• Tuesday, April 30, 2024

INDIA

Court seeks Centre’s opinion on same-sex marriages in India

(Photo: SAM PANTHAKY/AFP/Getty Images).

By: Shilpa Sharma

By: Shilpa Sharma

THE Delhi high court has sought response from the Centre and the Consulate General of India, New York following a fresh petition that seeks legal recognition to all same-sex marriages under the Foreign Marriage Act and the Special Marriage Act.

On Tuesday (6), a bench of chief justice D.N. Patel and justice Jyoti Singh issued notice to hear the latest petition on August 27 alongside the four other pending petitions of the same kind.

The latest petition has been filed by a married same-sex couple — Joydeep Sengupta, an Overseas Citizen of India (OCI) cardholder, and Russell Blaine Stephens, a US citizen.

They got married in New York on August 6, 2012, and were recognised as a legally married couple in the US, France, and Canada – where they have primarily lived and worked in the last 20 years.

The couple is expecting their first child this month.

Since Stepens wished to apply for OCI status under Section 7A(1)(d) of the Citizenship Act in order to be entitled to multiple entry lifelong visa for visiting India, the couple filed a petition in the court.

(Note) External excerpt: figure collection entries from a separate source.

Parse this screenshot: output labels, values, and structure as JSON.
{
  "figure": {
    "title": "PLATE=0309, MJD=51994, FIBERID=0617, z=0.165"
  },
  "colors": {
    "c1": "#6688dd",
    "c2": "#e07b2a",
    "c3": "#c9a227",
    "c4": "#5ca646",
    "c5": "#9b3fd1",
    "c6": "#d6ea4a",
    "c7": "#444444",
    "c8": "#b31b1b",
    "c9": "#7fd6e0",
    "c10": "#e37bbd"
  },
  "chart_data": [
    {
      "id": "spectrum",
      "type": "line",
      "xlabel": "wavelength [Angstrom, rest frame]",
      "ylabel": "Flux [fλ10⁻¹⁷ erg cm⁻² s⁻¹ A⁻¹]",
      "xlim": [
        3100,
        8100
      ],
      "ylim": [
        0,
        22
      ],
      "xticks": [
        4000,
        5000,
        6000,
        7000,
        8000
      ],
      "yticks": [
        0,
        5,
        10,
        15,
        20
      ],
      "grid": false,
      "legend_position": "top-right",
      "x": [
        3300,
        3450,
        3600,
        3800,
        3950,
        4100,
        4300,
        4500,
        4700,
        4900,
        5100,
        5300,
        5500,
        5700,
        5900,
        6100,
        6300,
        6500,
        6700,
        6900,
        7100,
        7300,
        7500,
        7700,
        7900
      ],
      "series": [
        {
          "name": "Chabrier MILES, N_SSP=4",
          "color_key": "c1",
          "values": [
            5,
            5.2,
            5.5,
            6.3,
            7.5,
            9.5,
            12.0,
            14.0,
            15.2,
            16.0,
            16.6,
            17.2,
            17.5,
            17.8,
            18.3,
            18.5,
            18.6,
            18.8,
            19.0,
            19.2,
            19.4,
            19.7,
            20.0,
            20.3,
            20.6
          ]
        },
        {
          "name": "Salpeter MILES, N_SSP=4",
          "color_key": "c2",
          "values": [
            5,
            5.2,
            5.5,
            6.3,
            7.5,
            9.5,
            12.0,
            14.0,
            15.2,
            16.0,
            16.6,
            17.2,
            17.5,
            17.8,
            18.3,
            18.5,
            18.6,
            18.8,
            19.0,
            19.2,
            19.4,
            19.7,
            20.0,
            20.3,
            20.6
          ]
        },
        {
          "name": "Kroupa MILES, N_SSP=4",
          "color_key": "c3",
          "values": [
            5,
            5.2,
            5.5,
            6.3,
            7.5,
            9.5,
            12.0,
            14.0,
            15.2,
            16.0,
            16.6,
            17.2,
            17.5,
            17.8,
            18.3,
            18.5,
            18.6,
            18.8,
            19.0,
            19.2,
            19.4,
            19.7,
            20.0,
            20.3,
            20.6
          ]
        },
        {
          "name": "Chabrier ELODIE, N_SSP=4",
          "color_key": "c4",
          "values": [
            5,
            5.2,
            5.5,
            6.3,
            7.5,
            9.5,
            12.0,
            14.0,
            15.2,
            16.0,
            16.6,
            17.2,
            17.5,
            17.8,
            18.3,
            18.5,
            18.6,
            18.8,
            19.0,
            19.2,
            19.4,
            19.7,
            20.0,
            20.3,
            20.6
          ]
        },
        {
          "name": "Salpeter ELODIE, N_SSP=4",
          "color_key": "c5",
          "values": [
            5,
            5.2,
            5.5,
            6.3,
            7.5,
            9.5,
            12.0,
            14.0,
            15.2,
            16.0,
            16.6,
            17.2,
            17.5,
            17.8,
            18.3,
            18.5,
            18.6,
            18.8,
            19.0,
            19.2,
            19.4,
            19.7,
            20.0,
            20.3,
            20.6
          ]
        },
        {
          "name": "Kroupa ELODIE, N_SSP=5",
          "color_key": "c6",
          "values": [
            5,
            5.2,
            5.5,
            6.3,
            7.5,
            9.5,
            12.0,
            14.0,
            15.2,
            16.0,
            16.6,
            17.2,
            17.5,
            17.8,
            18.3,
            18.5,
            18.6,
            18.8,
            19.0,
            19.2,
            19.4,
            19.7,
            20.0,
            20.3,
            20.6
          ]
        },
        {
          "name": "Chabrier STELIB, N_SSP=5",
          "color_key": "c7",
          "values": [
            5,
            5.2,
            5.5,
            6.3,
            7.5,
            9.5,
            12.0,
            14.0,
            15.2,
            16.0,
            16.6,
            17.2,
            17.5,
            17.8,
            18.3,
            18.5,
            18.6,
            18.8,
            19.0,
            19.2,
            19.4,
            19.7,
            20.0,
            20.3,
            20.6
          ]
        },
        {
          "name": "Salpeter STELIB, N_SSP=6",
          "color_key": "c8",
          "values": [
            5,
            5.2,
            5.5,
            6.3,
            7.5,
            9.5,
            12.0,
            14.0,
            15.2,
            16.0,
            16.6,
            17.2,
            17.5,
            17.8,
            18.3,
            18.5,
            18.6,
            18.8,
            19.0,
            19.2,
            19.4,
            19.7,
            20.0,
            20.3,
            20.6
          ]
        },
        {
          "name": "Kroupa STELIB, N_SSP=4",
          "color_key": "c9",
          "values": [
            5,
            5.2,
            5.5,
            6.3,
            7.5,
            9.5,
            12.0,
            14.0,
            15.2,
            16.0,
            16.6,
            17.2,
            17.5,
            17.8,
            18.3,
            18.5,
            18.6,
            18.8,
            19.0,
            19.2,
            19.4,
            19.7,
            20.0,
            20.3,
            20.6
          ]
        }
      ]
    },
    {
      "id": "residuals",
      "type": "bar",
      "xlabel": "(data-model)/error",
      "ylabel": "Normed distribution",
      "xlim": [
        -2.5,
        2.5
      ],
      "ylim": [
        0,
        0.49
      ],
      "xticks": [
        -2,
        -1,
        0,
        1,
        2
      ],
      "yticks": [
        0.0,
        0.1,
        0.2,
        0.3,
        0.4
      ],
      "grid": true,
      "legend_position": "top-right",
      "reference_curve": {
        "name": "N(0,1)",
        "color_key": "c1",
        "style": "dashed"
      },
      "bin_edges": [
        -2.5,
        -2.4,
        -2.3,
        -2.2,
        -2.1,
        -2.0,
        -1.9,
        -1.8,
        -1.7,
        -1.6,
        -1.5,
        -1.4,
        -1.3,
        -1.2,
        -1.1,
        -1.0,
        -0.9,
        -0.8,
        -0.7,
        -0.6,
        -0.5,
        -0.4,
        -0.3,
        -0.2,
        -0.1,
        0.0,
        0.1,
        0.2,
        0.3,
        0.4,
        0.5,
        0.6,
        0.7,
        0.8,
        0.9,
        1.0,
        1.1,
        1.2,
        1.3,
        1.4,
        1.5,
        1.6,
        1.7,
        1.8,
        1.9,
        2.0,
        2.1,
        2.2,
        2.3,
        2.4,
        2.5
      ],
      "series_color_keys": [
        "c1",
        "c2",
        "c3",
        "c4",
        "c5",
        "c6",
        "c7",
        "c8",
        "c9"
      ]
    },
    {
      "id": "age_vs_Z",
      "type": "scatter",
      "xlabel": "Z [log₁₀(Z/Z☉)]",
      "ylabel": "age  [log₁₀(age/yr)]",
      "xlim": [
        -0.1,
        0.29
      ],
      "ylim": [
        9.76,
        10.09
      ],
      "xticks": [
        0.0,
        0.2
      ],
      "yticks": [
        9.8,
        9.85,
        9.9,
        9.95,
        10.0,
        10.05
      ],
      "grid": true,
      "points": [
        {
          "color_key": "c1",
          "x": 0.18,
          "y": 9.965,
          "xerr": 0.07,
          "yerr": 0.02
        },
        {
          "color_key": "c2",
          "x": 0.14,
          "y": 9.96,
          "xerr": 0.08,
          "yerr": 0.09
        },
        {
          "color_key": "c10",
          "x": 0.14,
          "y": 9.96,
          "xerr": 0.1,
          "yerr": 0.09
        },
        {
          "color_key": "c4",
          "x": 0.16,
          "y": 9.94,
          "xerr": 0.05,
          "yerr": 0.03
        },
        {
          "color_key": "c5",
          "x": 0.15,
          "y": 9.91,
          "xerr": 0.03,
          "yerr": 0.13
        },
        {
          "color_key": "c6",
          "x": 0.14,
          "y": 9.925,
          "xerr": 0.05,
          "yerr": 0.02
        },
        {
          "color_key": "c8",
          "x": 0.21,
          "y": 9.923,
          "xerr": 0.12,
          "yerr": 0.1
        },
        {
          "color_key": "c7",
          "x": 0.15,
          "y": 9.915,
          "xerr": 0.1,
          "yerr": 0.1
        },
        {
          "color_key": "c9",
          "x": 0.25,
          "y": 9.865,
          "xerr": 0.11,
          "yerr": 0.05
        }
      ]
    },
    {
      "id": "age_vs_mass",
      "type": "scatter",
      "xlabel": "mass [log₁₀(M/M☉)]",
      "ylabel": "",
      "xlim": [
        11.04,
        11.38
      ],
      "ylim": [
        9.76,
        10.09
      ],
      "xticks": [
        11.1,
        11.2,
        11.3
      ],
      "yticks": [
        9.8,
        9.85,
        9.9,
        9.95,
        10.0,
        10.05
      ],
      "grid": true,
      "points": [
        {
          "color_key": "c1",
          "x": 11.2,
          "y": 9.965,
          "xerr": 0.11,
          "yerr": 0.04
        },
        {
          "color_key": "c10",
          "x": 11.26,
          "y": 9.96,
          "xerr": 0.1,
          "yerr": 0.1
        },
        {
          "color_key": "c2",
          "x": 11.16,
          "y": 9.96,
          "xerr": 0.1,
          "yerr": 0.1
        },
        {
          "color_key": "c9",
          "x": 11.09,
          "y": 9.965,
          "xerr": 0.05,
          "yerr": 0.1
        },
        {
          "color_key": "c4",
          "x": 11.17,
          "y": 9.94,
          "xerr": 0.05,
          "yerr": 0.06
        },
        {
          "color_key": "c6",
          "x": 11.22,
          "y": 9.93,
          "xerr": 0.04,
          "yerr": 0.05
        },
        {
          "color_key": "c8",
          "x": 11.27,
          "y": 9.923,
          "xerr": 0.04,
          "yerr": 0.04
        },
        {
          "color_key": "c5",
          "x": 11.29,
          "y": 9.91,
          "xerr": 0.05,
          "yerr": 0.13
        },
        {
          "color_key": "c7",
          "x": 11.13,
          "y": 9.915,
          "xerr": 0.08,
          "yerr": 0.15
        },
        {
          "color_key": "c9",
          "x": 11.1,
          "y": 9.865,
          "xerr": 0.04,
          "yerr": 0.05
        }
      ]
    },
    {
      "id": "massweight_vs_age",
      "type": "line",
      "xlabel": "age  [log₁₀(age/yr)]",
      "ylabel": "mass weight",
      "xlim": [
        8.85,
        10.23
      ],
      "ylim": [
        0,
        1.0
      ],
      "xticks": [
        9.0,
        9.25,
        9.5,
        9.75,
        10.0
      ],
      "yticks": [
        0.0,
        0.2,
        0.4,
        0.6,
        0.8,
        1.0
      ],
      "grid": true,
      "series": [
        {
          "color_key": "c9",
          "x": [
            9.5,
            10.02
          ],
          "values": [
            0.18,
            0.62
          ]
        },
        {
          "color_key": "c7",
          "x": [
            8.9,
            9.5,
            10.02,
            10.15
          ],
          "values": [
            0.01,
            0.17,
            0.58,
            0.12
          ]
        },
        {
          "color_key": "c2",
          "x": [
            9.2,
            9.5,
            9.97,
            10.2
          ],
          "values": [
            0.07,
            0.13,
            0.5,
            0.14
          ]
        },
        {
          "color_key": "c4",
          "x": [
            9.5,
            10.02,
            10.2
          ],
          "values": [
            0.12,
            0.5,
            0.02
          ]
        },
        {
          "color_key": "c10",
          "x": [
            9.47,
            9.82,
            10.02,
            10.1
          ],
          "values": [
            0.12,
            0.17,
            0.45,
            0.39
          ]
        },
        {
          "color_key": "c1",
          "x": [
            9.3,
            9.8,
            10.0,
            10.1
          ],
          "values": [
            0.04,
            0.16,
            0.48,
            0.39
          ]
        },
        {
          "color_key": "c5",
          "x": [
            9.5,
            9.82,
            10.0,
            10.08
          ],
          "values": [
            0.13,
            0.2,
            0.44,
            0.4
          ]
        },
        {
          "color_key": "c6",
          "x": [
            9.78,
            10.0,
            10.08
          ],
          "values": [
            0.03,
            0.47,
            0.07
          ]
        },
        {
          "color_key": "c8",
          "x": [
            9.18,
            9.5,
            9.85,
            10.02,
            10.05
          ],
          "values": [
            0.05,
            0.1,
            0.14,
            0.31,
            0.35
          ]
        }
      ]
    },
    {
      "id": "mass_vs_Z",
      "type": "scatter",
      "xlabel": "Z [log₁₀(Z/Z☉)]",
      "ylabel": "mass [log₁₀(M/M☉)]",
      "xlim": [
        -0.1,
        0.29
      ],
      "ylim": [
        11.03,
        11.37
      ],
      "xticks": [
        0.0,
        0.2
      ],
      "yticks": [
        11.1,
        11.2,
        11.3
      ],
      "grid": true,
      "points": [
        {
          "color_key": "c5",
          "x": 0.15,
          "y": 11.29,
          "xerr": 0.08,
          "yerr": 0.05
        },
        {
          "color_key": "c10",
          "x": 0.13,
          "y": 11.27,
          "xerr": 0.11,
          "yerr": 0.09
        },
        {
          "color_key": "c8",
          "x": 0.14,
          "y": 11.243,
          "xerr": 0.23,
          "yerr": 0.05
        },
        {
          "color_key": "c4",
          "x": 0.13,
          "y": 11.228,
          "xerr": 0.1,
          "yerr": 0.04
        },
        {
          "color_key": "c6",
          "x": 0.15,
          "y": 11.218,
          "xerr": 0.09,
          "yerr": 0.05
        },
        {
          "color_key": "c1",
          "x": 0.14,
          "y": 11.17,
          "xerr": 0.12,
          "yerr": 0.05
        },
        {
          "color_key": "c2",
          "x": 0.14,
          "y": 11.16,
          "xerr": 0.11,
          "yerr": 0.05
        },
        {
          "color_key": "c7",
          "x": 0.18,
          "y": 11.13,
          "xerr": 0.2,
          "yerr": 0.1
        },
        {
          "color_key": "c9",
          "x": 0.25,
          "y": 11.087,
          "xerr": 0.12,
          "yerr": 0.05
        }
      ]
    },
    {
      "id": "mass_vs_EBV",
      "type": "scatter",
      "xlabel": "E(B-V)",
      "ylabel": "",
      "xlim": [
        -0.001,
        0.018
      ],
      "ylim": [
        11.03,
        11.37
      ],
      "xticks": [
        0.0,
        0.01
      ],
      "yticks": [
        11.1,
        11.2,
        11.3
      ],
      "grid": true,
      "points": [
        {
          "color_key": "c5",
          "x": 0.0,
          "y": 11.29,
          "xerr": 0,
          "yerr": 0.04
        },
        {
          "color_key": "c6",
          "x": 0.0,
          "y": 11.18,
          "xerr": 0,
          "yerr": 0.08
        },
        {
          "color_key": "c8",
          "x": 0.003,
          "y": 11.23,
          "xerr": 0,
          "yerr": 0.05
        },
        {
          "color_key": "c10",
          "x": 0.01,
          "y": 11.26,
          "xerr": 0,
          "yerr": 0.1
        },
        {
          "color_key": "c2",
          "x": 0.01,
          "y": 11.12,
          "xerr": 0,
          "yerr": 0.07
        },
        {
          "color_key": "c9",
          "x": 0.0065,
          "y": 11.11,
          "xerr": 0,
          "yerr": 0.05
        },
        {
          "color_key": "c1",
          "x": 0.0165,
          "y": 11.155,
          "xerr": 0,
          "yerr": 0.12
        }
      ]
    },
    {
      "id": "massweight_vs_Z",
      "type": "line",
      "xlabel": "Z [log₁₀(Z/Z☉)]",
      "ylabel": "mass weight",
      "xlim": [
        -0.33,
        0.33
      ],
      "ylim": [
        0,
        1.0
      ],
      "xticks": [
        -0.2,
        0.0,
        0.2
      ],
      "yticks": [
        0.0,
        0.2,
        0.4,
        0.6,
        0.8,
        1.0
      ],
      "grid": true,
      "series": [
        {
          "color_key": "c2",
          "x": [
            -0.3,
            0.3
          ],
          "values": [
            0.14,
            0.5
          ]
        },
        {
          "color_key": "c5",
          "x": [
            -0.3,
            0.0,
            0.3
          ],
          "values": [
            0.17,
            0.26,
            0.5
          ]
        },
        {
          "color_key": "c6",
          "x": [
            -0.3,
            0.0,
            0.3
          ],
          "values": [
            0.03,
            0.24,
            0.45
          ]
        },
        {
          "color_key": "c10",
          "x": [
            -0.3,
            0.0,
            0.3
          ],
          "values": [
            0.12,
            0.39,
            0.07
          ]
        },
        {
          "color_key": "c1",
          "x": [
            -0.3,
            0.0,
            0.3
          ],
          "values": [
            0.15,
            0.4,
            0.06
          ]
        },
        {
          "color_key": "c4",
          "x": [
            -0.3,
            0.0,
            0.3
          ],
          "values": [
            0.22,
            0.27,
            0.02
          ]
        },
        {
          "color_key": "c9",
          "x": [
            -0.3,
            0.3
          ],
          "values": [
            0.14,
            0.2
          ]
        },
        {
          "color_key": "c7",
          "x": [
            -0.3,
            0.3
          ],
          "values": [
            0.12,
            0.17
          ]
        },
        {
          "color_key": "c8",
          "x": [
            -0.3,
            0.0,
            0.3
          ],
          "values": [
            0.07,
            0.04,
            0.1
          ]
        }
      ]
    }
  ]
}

Advocate Karuna Nundy, representing the couple, said their petition is seeking a declaration that the Foreign Marriage Act and Special Marriage Act be read in accordance with the Constitution.

The petition sought a direction from the court to restrain the Consulate General of India, New York from declaring spouse of an OCI cardholder applying for an OCI card, ineligible on the ground that they were in a same-sex marriage.

“The right to marry a person of one’s choice as an essential component of the right to autonomy, privacy within Article 21 has been recognised by a catena of judgments in India,” the petition stated.

In a separate petition on recognition of same-sex marriage, Abhijit Iyer Mitra and three others have challenged that marriages between same-sex couples are not possible despite the supreme court decriminalising consensual homosexual acts.

It sought a declaration to recognise same-sex marriages under the Hindu Marriage Act (HMA) and Special Marriage Act (SMA).

Besides, there are two other pleas pending before the court.

One is filed by two women seeking to get married under the SMA, and the other filed by two men who got married in the US but were denied registration of their marriage under the Foreign Marriage Act (FMA).

Earlier the central government opposed same-sex marriage on the ground that marriage in India is not just a union of two individuals but an institution between biological man and woman.

It also said that judicial interference will cause “complete havoc with the delicate balance of personal laws”.